For now, there won’t be any restrictions on the domestic supply of drinking water, but there will be a few limitations on the general public. 

  • You will not be allowed to fill your swimming pool. 
  • There will be restrictions on how much you can use to water your garden.  
  • Those who have a garden are advised to water it every other day and only during the cooler hours to ensure the survival of trees and plants.  
  • You are also not allowed to fill ornamental fountains or clean the streets with water from the general supply.
  • A maximum of 250 litres of water per day per person is set (a five-minute shower uses on average 100 litres).  

Up until now, there were 301 municipalities with water restrictions. These included areas around Llobregat Mitjà, Anoia Gaià, Empordà, the Serralada Transversal, Banyoles, Prades Llaberia and the Fluvià de la Muga, which have all been suffering from drought in recent weeks. Now the Ter-Llobregat system and the Darnius and the Baodella reservoirs have been added.  

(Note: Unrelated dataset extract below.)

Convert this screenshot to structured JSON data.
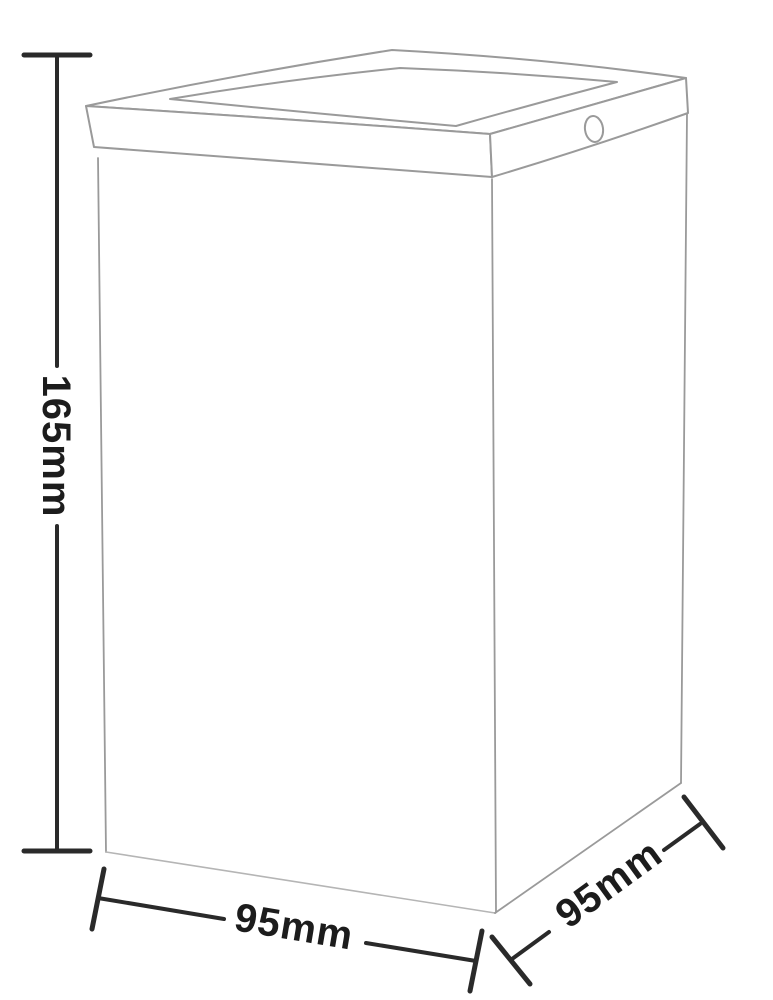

The Ter-Llobregat system supplies drinking water to more than 100 municipalities in the Alt Penedès, Anoia, Baix Llobregat, Barcelonès, Garraf, Maresme, La Selva, Vallès Oriental and Vallès Occidental regions, with a population of around five millions of inhabitants.

The Drought Plan has been in place for over a year, as the Ter-Llobregat system was in pre-alert phase since February 2021.  

In these last nine months, the Catalan Agency of Water (ACA) has implemented measures to slow down the decline of water in reservoirs.  

According to Climate Action, the production of desalination plants has been boosted, which have gone from 20 percent to 90 percent of their capacity and have contributed more than 54 cubic hectometres to the system.

This contribution has made it possible to mitigate the decline of water levels in the reservoirs and avoid greater restrictions than currently seen.  

“If today we are at 34 percent of reserves, without the desalination plants we would have stood at 27 percent,” sources from Climate Action have stressed.